I mean it is not like any of them took Econ 101 or anything which is apparently where one learns the default model for economic policy making. Well Harper did in fact take a post-grad degree in economics and we all know how clever he has been: “Markets go up and they go down and they go up again.” he was quoted as saying in reference to the financial crisis. Interestingly they do not teach you that in Econ 101 you in fact have to pursue a post-grad degree in economics before that nugget wisdom is made available. I digress.
So what does the Bank of Canada have to say on the matter? They issued this press release on the 15th:
FOR IMMEDIATE RELEASE
15 September 2008
Bank of Canada issues statement on recent market developments
OTTAWA – The Bank of Canada is closely monitoring global market developments. The Bank welcomes the initiatives of the Federal Reserve System to provide support to U.S. financial markets.

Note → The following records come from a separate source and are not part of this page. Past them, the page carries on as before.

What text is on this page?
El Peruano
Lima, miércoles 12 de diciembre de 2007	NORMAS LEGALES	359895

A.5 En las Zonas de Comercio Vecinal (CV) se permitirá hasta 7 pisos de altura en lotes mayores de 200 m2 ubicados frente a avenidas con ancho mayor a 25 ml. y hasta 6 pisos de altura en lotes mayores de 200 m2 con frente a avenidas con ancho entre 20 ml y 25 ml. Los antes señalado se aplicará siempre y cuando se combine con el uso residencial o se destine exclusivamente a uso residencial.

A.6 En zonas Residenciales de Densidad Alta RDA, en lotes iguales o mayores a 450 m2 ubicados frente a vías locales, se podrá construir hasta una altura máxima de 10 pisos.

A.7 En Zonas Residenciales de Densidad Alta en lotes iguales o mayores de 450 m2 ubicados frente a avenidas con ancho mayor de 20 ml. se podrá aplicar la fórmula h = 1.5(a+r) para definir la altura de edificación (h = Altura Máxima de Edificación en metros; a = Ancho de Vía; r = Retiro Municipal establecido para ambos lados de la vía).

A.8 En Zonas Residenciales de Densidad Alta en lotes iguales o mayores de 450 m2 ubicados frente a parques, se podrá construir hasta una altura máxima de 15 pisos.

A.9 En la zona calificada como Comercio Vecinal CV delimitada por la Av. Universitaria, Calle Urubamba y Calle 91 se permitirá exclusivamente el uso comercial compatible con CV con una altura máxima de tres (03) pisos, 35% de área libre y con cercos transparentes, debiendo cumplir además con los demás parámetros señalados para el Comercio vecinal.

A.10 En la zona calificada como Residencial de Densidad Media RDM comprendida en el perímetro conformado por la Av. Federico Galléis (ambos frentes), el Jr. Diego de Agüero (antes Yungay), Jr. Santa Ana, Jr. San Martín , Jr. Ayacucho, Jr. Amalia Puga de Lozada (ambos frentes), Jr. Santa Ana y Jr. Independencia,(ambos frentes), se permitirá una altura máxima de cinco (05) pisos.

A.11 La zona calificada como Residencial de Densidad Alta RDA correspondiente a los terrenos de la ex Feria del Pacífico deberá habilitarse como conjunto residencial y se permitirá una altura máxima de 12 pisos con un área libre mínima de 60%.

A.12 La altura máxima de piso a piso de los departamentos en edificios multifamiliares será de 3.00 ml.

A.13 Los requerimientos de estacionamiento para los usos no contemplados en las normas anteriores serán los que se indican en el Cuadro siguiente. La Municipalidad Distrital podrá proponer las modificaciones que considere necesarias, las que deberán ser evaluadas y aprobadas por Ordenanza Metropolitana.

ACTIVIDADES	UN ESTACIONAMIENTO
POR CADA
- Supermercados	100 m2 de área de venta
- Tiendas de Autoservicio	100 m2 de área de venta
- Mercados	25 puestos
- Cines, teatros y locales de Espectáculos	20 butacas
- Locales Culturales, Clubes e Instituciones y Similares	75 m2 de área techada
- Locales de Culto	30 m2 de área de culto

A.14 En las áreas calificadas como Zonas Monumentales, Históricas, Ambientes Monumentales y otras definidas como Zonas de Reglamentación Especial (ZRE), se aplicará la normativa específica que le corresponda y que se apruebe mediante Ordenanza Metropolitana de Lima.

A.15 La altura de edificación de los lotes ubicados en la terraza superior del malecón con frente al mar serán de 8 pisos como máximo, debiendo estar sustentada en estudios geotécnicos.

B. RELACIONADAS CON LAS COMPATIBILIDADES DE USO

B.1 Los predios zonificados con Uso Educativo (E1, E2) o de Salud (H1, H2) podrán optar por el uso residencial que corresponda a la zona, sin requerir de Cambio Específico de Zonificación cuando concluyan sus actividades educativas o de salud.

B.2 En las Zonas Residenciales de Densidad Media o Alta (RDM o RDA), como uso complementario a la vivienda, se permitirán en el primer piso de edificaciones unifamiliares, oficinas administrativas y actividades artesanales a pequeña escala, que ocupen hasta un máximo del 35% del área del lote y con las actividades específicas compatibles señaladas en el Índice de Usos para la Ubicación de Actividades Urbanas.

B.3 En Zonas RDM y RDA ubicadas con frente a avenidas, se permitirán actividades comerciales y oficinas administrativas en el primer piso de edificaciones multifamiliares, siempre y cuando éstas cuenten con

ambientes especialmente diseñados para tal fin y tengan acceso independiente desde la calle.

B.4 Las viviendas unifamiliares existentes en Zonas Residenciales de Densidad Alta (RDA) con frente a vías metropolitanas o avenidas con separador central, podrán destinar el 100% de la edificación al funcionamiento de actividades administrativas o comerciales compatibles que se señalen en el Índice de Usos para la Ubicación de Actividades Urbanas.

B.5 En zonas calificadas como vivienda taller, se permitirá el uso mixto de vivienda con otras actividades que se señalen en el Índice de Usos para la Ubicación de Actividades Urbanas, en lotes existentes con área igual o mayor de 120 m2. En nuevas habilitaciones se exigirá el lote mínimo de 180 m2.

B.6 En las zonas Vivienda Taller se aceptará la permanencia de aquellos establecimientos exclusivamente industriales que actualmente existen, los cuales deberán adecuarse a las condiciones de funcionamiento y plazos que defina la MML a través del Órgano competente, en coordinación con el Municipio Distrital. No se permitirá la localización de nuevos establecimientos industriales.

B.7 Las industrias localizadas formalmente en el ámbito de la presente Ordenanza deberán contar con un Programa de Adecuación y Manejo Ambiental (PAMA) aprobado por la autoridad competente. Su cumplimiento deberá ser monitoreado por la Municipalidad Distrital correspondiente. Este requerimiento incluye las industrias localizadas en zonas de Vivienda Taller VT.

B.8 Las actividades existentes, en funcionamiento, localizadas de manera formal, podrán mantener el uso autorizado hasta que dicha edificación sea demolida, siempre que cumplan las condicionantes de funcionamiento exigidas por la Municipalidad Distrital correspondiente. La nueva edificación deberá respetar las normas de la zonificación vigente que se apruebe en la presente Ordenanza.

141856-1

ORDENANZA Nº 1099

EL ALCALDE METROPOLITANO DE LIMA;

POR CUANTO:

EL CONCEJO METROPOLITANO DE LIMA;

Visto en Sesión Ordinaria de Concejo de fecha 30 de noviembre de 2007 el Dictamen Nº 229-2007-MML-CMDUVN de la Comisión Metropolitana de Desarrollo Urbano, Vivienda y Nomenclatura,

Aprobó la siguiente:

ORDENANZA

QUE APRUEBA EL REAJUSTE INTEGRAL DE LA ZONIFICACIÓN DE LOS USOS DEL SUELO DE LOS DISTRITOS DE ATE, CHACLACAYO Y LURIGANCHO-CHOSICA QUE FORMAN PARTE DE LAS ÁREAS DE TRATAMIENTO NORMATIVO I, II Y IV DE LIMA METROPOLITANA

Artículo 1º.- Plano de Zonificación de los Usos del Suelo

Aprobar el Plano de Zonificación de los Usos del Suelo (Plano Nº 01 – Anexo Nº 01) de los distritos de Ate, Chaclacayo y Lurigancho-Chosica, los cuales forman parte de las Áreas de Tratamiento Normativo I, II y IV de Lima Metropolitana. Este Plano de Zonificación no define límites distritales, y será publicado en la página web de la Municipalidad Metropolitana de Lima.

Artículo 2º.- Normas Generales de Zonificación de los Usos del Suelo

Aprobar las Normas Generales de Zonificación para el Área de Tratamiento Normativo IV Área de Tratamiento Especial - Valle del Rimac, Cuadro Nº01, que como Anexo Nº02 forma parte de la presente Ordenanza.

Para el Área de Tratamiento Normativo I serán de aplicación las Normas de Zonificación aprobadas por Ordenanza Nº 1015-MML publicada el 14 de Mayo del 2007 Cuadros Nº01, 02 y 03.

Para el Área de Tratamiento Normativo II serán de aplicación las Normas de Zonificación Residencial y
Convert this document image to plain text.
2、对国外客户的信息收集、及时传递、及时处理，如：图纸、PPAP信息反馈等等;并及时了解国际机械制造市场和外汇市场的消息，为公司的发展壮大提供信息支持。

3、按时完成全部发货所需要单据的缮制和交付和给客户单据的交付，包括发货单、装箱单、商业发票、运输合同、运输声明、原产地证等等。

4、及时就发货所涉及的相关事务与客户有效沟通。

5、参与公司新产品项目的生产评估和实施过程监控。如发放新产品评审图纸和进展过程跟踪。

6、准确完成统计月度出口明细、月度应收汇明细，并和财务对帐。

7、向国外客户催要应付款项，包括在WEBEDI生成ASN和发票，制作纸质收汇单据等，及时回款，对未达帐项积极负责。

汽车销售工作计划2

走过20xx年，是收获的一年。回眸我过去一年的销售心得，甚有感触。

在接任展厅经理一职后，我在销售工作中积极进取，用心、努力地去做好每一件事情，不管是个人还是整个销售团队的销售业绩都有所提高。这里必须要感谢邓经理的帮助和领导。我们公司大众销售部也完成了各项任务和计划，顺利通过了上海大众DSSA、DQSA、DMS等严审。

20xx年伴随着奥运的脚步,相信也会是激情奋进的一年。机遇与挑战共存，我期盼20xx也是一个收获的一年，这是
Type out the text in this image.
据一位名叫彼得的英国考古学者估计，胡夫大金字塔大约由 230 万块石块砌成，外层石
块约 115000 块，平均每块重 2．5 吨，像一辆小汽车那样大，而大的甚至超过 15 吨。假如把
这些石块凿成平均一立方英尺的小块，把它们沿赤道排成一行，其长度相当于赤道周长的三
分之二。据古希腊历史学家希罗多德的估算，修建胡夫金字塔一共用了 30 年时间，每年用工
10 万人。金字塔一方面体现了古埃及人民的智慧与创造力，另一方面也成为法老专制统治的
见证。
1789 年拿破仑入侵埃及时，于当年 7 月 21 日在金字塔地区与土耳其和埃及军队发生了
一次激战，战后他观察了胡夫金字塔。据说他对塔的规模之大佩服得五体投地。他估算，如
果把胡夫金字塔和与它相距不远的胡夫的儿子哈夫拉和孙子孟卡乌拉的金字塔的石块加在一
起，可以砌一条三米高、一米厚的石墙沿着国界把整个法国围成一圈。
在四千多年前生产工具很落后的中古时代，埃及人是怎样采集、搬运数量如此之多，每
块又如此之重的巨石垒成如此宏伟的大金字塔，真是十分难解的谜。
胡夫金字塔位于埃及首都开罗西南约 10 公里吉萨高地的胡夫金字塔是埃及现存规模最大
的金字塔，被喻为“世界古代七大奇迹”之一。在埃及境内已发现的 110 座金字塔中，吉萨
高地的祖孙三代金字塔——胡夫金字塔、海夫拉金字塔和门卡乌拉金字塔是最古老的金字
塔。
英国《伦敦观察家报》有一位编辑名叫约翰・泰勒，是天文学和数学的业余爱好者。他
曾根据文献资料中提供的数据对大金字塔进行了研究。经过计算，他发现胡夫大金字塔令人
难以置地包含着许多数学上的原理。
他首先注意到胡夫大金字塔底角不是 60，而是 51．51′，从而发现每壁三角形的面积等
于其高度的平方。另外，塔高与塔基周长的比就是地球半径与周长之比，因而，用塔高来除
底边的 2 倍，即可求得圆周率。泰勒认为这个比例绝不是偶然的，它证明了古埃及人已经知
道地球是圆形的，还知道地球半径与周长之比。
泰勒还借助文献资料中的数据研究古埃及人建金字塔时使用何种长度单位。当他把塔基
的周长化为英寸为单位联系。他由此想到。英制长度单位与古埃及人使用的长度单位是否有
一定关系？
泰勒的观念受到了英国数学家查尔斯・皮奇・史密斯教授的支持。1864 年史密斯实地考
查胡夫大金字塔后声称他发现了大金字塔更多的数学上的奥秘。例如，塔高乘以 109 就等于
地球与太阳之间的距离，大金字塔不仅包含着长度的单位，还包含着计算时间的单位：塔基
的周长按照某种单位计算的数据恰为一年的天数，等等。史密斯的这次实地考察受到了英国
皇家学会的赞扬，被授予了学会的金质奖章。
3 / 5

The Bank will provide liquidity as required to support the stability of the Canadian financial system and the functioning of financial markets.
Reporters could be forgiven for asking the leaders of the political parties what they think given the outstanding detail of the above release. But let us work the logic through. In the last 10 day’s the FED and the US Gov have nationalized fully half the mortgage and mortgage insurance market in the US, and last night they announced plans to nationalize what by some accounts is the largest insurance company in the world, AIG.
Ok, now re-read the first sentence of the BOC press release. Simple deduction says that the BOC is in favour of the Nationalization of the Mortgage and Mortgage Insurance sectors. How 1970s indeed. Perhaps Carney was part of the waffle back in the day.